Christophe Leclerc : Pensez-vous justement que cela est bien ?

Sylvain Charignon : Je pense que c’est d’abord le signe d’un marché mature et donc fluide avec des intermédiaires et des conseils. Mais il est effectivement parfois étonnant de voir arriver autour de la table des managers et leurs conseils avec des idées assez arrêtées de la structure qu’ils attendent et qu’ils ont définie selon les pratiques du marché. C’est une situation qui a ses avantages et ses inconvénients.

Point positif, grâce aux conseils notamment, les demandes totalement extravagantes sont vite évacuées. C’est vrai pour la question du management package, mais aussi pour la gouvernance et les conditions de performance notamment. Le terrain de jeu est relativement balisé. Après, en tant que fonds, nous devons aussi rappeler que chaque deal est différent, au niveau des risques de l’investissement, du management, etc. Les pratiques de marché ne sont donc qu’une indication. Il va donc s’agir de partir d’une situation de négociation donnée, de trouver une marge de manœuvre parfois favorable au management, parfois moins.

La partie outils est aussi assez balisée. Par exemple, je n’ai pour ma part pas fait de BSA depuis des années. En revanche, je sens quand même une sorte de désarroi parmi les conseils à choisir entre les instruments. Que préférer ? L’ADP ou l’AGA DP ? Je préfère pour ma part l’ADP parce qu’elle est payée par le management. Par ailleurs, l’AGA a été créée pour l’action ordinaire, pour faire accéder les salariés au capital. Mettre un effet de levier aussi énorme sur un instrument gratuit pose question. N’y a-t-il pas un sujet fiscal ? Je ne sais pas.
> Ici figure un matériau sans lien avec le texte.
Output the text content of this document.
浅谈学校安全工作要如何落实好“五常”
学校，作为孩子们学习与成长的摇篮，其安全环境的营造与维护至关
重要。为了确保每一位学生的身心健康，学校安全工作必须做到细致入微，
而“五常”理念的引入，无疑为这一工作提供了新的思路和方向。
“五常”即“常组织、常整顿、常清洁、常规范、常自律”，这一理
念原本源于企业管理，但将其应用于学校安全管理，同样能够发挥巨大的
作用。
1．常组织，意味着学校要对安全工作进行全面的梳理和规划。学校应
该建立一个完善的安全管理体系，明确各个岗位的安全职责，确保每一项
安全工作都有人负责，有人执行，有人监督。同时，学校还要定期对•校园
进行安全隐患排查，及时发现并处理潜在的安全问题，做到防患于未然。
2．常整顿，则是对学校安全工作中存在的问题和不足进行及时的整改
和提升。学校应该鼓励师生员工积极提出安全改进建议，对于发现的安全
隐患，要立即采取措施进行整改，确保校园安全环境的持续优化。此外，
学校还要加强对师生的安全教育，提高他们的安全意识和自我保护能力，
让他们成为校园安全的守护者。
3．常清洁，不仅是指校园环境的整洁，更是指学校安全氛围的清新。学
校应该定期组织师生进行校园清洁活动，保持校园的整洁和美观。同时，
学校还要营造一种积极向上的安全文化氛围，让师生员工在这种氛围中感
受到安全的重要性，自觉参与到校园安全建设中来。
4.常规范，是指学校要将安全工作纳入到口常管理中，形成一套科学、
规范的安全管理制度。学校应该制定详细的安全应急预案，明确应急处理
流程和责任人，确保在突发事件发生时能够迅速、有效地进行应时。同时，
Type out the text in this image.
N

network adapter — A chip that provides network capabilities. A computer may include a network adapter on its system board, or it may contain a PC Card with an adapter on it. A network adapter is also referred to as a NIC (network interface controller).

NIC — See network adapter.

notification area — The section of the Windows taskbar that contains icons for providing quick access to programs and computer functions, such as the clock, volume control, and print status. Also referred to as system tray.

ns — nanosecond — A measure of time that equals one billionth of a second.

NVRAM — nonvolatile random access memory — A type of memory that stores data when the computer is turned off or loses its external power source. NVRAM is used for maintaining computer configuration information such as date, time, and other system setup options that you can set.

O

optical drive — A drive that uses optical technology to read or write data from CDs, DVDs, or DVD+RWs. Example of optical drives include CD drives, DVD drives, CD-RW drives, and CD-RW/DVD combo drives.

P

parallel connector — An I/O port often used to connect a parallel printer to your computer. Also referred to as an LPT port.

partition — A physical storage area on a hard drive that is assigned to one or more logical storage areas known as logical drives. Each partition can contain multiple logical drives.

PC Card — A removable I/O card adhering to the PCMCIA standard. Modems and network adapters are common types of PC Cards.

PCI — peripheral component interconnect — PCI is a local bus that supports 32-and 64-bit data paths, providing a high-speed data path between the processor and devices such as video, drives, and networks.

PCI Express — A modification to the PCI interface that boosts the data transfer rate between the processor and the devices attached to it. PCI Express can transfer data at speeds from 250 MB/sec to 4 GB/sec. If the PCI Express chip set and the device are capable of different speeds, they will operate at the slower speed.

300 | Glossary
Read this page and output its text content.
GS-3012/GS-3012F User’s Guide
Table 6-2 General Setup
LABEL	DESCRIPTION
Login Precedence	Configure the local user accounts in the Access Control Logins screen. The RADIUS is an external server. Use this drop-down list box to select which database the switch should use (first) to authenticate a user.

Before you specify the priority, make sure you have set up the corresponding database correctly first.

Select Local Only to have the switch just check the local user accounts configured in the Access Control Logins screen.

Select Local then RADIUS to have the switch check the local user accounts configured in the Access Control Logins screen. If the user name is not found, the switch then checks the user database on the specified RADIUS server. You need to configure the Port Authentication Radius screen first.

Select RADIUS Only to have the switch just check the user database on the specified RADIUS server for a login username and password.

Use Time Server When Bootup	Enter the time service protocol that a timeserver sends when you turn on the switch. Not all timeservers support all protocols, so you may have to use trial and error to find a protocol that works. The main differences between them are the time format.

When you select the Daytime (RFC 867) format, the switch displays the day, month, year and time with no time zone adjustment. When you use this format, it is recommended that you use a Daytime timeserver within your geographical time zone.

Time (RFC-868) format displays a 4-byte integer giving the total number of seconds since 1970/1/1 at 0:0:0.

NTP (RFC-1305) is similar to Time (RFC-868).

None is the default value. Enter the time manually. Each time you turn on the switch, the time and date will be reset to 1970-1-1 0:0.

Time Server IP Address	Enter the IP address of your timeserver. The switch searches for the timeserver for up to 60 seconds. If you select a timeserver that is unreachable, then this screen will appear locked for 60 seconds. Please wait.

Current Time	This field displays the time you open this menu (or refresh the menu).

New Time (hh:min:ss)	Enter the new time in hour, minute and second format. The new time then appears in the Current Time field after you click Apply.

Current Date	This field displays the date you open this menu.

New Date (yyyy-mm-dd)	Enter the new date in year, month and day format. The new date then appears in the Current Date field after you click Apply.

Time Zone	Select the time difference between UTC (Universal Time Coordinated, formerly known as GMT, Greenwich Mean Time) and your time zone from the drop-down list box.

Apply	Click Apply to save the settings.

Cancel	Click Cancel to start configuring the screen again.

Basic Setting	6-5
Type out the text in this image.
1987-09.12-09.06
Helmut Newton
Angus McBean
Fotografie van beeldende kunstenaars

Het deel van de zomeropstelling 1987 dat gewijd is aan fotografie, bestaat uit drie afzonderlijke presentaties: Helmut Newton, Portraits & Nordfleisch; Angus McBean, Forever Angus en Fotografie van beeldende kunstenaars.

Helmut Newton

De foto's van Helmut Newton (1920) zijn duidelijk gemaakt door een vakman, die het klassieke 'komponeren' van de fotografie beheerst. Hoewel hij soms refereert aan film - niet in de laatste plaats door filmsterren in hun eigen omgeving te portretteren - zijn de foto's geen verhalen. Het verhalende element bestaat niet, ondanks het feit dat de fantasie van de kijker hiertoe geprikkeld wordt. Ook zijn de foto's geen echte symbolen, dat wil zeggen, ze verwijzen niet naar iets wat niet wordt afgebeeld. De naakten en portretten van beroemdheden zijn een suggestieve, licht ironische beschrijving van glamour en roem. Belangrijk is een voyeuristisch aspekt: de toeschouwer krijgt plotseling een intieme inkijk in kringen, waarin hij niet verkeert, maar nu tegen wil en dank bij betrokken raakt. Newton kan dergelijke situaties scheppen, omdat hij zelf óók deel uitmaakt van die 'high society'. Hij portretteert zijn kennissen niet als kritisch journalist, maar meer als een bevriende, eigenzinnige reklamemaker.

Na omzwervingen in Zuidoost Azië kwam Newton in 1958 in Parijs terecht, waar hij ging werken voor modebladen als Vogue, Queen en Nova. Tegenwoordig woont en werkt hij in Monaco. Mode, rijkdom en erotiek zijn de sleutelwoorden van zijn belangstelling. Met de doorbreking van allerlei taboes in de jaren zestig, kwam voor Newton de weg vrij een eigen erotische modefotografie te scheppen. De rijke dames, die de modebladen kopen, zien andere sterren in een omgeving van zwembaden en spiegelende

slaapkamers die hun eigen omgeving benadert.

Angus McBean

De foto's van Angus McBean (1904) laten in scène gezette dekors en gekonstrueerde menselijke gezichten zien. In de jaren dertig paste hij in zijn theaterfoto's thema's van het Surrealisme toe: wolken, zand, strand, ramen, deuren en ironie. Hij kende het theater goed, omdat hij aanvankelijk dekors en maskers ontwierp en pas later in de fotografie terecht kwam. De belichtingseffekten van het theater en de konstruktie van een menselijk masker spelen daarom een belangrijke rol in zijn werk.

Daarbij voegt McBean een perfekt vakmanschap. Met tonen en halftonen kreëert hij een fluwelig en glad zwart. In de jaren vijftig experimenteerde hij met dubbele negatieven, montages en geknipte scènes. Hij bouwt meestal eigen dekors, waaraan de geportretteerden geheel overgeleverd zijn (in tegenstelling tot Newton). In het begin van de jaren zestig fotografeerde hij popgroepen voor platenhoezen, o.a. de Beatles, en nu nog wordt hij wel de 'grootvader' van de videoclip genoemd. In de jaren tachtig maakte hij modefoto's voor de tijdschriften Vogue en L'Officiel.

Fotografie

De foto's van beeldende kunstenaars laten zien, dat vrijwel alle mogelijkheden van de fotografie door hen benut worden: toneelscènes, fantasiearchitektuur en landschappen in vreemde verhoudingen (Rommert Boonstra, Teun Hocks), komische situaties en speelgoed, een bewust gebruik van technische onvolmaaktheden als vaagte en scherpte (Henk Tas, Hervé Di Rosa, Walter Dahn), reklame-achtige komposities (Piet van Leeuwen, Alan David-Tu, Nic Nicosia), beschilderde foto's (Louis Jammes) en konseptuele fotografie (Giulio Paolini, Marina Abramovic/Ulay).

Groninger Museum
Christophe Leclerc : Le fait de bénéficier de l’accompagnement des conseils des managers, surtout dans le cadre d’un LBO primaire, permet de tirer vers le haut les négociations et ajoute beaucoup de fluidité dans le process. Ces conseils familiarisent leurs clients aux règles du marché. Sans eux, chaque point du deal serait à négocier. Ils maîtrisent aussi la problématique de l’évaluation des instruments, ce qui nous permet d’anticiper des problèmes que nous rencontrons généralement, en leur absence, à quelques jours du closing. Cette intermédiation a donc un rôle plutôt positif dans le déroulement du deal.

Patrick Mousset : L’intermédiation permet de faire comprendre au manager, ou au fondateur dans un deal primaire, l’importance de se concentrer sur les questions importantes. Je suis par exemple intervenu sur une opération qui a été largement retardée du fait de l’absence de conseillers aux côtés du fondateur. Cette opération small cap a nécessité plus d’un an d’échanges du fait de sa complexité.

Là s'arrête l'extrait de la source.